A record of the rise and fall of the BMC farm that foregrounds the voices of a new cast of characters
Black Mountain College (BMC) was a wellspring of 20th-century creative unorthodoxy. From its founding in 1933 and over its celebrated 23-year history, the small liberal arts school in rural North Carolina attracted a remarkable number of famous and soon-to-be famous artists, writers and visionaries including Anni and Josef Albers, Ruth Asawa, John Cage, Merce Cunningham, Willem de Kooning, Buckminster Fuller, Ray Johnson, Charles Olson and M.C. Richards. The exploits of these BMC cultural luminaries have been recounted time and time again.

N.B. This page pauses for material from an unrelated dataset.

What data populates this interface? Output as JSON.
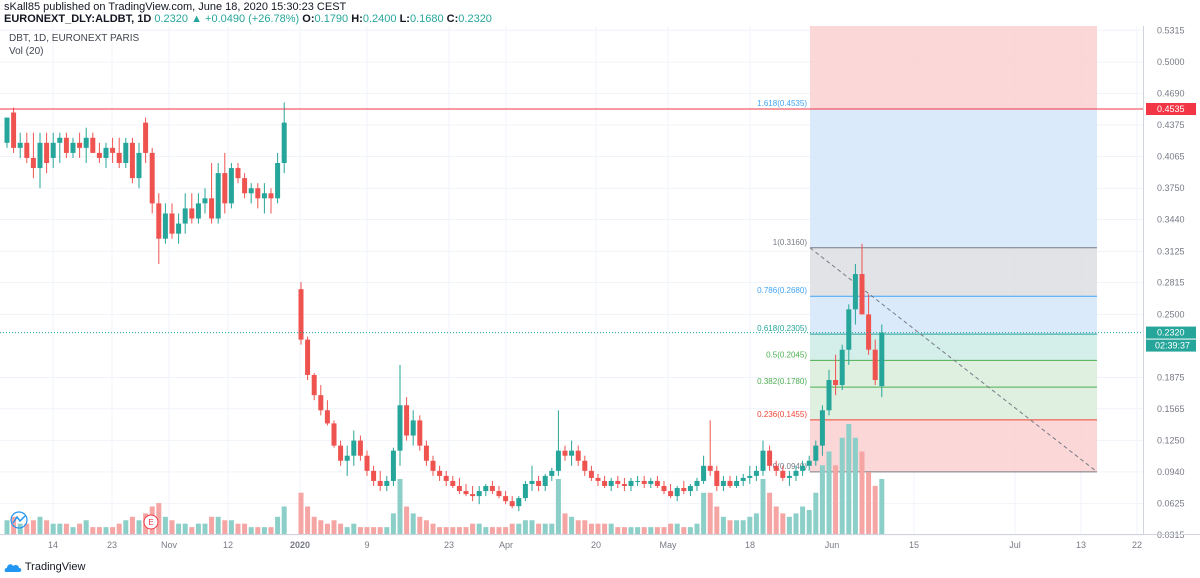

David Silver’s fascinating new book offers a very different perspective. The farm was vital to BMC. Throughout the Depression and World War II it provided vital sustenance, while serving as a testing ground for self-sufficiency, communal living and collaboration—the most precious and precarious ingredient at the college.
Through deep original research, The Farm at Black Mountain College follows renegade students, faculty and farmers as they establish a campus farm in the 1930s, build a better farm in the 1940s and watch it all collapse in the 1950s. We meet a new cast of BMC characters whose stories have seldom, if ever, been explored, and whose adventures in agriculture illuminate what exactly happened at BMC across the decades, from optimistic community building to its plunge into substance-addled scarcity. In these engrossing pages, we encounter the extraordinary folk whose endeavors on the land helped shape the Black Mountain College of myth and extraordinary reality.
David Silver (born 1968) is professor and chair of environmental studies at the University of San Francisco. He teaches classes on urban agriculture, hyperlocal food systems and food, culture and storytelling.